A Reluctant Taste of Japanese Curry

Curry-ya exterior3Gloria Chung Curry-Ya, 214 East 10th Street.

I don’t like Japanese food. What’s worse, I suspect that I like not liking Japanese food.

Still, here I am in a neighborhood rife with Japanese restaurants, grocery stores, sake bars and, at least in the evenings, young people. In jaunts along East 10th Street between Second and First Avenue, I had often noticed a string of Japanese restaurants along the south side. I had a dim recollection that one of them included in its name a word with which I had positive food associations. When I returned to the block last week, there it was — Curry-Ya (214 East 10th Street). I adore Indian food. Maybe this would be Indo-Japanese.

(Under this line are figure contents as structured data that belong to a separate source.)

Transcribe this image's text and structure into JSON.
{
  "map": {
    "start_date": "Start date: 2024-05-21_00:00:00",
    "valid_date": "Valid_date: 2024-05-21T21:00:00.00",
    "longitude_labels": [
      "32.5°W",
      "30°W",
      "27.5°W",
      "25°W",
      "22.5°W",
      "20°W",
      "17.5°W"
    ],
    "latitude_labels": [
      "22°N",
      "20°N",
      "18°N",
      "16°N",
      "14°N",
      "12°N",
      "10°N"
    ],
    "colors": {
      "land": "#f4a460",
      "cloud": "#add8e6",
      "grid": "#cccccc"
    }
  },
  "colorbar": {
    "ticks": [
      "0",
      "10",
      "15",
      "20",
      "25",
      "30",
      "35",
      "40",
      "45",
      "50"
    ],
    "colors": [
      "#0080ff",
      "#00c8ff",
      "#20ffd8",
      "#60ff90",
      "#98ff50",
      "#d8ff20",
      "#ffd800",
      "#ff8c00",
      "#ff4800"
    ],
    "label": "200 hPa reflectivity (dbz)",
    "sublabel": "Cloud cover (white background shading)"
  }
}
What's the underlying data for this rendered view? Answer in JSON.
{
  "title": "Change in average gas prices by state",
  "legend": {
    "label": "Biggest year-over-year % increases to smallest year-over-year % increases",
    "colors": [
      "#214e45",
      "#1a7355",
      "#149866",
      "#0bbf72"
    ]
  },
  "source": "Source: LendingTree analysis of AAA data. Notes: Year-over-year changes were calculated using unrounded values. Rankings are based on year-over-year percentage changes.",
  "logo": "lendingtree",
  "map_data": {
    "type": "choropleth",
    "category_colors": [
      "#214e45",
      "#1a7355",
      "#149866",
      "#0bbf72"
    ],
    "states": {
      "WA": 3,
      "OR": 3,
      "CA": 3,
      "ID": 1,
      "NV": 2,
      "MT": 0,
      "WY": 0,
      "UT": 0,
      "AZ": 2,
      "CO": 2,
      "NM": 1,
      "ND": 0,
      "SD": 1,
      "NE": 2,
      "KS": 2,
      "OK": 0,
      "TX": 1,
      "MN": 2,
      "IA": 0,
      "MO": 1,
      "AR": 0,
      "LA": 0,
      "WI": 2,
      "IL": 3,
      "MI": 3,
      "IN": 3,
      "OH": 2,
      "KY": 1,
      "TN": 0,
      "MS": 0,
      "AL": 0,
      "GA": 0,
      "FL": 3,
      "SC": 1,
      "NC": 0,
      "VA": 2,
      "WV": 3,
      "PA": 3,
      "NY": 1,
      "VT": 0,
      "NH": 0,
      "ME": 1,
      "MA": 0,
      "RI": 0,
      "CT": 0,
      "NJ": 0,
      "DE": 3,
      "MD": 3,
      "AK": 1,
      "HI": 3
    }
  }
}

Curry-Ya is a brightly lit, scrupulously neat place with a counter and a dozen or so wooden stools. I asked the young woman behind the counter if the curry was like Indian curry. She wasn’t sure. “Indian curry is like soup, yes?” Sort of, I said. She suggested we order the Berkshire Pork Cutlet Curry, which was everybody’s favorite. We did. A breaded pork chop, along with a beautifully mounded hillock of rice, came with a gravy boat. This was the curry. I would have called it gravy, though I recognize that I might not have walked into a restaurant called Gravy-Ya.

Everything else was more successful, though I remained confused about origins. Do they make mango lassi in Japan? The beef dried curry — spicy ground beef over rice — came with four discs of hard-boiled egg artfully layered over the top, with threads of crispy fried onion atop that, and a single fried shrimp, which we had ordered separately, positioned at the edge like the slash of a “Q.” It was a wonderfully artful composition for $10.

Curry-Ya turns out to be one member of a very crowded family. A firm called the T.I.C Groups owns the other two Japanese restaurants next door, as well as six more places on East Ninth Street between Second and Third. The establishments are highly differentiated, and include not only Curry-Ya but Cha-An, a teahouse; Decibel, a sake bar which I am told is the last word in cool; and Soba-Ya, a noodle restaurant. This strikes me as a remarkable strategy, though I have no way of knowing if it’s a successful one. (T.I.C. could not make an official available by press time.)

I did get a chance to go to Soba-Ya, which I think I would love if I loved Japanese food. My friend Carne, who eats there all the time, esteems it highly, though this may have something to do with the fact that he once sat next to – or maybe it was not far from – Natalie Portman. She wasn’t there when I went with Carne. He instructed me to order the lunch box, which seemed to contain multitudes in perfectly compartmented spaces – shrimp and vegetable tempura, salmon sashimi, lotus root, burdock, pickled yam in ginger sauce, shredded cucumber, mushroom, potato, rice croquette. It had the microcosmic quality of a Japanese garden, which I would also love if I loved things Japanese. Every once in a while we heard a thunk-thunk-thunk sound of a chef at a table in front cutting the plump and springy soba noodles that came in my soup. This is Soba-Ya’s special claim to fame.

Curry-ya interiorGloria Chung Curry-Ya is part of a family of nine neighborhood restaurants that are owned by the same firm.

For dessert, Carne ordered something extraordinarily beautiful – the Soba-Ya manju, red bean paste inside a ball made from soba, or buckwheat flower, which had been stamped with a delicate Japanese character, like a chop on a work of art. I had milk curd, a bland little custard. Our waitress, Togi, asked if I like my dessert. “It was fine,” I said.

“You didn’t like it?”

“Well, Japanese cuisine isn’t famous for desserts.”

Togi pouted. “That’s not very nice.”

“Well, I don’t actually know anything about Japanese food.”

Togi came back with a dessert menu and pointed out some other choices. “Next time you come you order these. You will change your mind, I promise.”

I said I would do my best.

Curry-Ya, 214 East 10th Street, 212-995-2877.